Deux jours avaient suivi cette lettre. Aucun événement insolite n’avait eu lieu au château des Saules. Les heures s’y enchaînaient aux heures de la même façon qu’à l’ordinaire. Comme les jours précédents, on y vivait avec cette diffusion, ce laisser-aller, cette non-curance dont on jouit si bien à la campagne. On ne s’occupait les uns des autres que le soir, parce que le soir, les promenades finies, on se rassemblait dans le grand salon. Des jeunes femmes qui se trouvaient là jouaient du piano ou de la harpe, les fenêtres ouvertes, au clair de lune, assez avant dans la nuit ; ou l’on causait de Paris, de l’hiver prochain, d’une brochure nouvelle.

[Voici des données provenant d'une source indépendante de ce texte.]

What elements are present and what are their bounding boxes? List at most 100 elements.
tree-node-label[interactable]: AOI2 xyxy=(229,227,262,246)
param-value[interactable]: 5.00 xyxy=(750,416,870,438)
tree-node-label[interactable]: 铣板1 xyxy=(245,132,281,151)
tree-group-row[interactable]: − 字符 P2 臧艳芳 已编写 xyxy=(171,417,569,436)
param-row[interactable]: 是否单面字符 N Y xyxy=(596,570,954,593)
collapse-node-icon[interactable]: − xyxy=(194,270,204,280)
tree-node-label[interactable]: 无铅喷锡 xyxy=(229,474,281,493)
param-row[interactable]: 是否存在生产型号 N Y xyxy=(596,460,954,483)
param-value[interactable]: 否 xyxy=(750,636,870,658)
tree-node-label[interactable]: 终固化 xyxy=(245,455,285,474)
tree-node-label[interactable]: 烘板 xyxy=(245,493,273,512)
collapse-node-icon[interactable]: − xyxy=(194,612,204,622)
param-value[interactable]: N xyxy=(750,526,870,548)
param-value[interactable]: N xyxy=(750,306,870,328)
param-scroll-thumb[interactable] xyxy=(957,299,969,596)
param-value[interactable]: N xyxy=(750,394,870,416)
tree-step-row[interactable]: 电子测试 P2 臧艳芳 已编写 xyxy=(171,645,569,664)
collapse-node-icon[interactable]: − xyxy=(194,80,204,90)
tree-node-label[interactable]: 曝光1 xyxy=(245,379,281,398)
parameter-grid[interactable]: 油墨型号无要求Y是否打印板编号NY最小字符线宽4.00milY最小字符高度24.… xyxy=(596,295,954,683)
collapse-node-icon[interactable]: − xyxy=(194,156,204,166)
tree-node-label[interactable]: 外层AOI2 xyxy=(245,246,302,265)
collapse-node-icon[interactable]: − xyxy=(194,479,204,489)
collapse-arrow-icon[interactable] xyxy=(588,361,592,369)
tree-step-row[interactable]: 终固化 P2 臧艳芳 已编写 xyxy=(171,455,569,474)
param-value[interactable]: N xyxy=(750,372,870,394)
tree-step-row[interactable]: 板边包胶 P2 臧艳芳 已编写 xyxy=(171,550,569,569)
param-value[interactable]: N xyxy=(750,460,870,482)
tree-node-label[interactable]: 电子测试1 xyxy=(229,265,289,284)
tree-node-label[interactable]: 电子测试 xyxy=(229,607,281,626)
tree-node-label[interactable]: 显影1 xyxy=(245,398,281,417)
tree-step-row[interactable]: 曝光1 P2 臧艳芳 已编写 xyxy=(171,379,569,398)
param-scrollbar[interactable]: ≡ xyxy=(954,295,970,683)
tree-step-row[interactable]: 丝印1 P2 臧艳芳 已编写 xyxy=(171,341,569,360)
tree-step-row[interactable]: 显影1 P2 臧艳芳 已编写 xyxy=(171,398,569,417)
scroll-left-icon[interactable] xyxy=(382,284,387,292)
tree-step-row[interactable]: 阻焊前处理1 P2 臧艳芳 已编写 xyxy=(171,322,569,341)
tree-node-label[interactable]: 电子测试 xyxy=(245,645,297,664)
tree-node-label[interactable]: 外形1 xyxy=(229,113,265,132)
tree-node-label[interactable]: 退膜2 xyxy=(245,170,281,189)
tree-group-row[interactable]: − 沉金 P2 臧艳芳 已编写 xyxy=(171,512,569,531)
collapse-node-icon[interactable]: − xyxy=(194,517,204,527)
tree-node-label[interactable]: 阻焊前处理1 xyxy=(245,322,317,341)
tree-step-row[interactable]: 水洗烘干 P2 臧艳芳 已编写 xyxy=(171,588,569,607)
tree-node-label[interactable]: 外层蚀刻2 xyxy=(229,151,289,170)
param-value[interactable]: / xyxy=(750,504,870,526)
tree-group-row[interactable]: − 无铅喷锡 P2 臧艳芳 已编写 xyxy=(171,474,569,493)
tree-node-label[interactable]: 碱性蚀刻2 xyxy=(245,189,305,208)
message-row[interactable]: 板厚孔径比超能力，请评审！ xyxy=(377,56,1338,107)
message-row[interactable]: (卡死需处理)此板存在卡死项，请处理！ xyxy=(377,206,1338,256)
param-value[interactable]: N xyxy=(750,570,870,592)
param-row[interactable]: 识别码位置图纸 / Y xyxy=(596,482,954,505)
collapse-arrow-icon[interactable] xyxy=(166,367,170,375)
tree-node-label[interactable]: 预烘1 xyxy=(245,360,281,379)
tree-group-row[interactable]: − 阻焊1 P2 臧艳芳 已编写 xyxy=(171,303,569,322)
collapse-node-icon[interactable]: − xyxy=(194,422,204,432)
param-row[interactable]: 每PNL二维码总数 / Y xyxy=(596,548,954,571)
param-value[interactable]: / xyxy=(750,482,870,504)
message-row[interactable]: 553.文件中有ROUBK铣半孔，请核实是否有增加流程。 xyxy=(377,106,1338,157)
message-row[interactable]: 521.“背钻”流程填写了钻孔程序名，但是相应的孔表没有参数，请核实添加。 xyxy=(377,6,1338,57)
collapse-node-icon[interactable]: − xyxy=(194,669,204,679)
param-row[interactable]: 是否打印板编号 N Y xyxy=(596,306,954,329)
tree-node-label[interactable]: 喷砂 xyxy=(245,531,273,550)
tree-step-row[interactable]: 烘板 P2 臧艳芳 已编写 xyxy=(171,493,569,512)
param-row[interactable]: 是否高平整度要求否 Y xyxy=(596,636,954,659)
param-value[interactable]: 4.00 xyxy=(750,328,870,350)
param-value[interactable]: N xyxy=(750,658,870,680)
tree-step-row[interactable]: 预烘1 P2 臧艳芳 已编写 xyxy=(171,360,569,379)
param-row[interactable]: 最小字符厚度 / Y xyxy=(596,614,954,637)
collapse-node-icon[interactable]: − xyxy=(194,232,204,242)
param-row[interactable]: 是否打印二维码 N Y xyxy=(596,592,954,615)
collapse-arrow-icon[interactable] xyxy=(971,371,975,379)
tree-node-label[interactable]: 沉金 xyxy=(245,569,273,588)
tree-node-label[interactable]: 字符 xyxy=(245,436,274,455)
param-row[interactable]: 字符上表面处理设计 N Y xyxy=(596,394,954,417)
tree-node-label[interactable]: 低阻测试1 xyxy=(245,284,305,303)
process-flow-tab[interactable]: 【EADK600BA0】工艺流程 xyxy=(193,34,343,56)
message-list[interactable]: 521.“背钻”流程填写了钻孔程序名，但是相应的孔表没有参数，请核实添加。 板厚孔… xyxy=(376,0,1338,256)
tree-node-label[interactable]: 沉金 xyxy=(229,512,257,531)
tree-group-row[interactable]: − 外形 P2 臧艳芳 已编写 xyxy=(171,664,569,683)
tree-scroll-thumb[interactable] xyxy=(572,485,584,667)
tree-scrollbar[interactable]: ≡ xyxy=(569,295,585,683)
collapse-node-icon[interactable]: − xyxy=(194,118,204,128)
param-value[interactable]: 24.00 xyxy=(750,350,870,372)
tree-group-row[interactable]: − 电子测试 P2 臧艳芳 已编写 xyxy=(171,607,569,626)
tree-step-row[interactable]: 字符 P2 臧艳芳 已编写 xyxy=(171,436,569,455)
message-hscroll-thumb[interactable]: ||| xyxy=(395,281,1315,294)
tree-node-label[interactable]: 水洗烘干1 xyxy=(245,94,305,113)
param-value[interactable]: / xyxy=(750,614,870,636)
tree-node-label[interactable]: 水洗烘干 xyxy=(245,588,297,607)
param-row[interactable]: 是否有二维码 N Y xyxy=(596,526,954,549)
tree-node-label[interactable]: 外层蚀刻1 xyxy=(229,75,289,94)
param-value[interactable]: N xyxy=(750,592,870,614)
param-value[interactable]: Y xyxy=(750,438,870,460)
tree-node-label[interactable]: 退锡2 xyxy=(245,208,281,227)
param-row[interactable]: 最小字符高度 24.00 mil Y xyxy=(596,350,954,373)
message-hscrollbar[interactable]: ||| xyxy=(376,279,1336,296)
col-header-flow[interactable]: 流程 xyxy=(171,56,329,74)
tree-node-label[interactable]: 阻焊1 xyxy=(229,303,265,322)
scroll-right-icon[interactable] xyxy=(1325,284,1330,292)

Cette vie-là, on n’a pas besoin de la décrire. Tout le monde la sait.

Au milieu de tous ces corsets où la chair respirait en repos, parmi ces dandys, des Italiens et ces femmes mignardes et pâlottes, aux yeux en amande et aux poignets d’Andalouse, dignes odalisques de sultans si éreintés de cœur et de corps, il y avait un drame pourtant, un drame, cette chose rare ! qui se jouait entre deux personnages comme entre Pygmalion et sa statue, et que tous ces yeux de myope ne voyaient pas à travers leurs lorgnons carrés.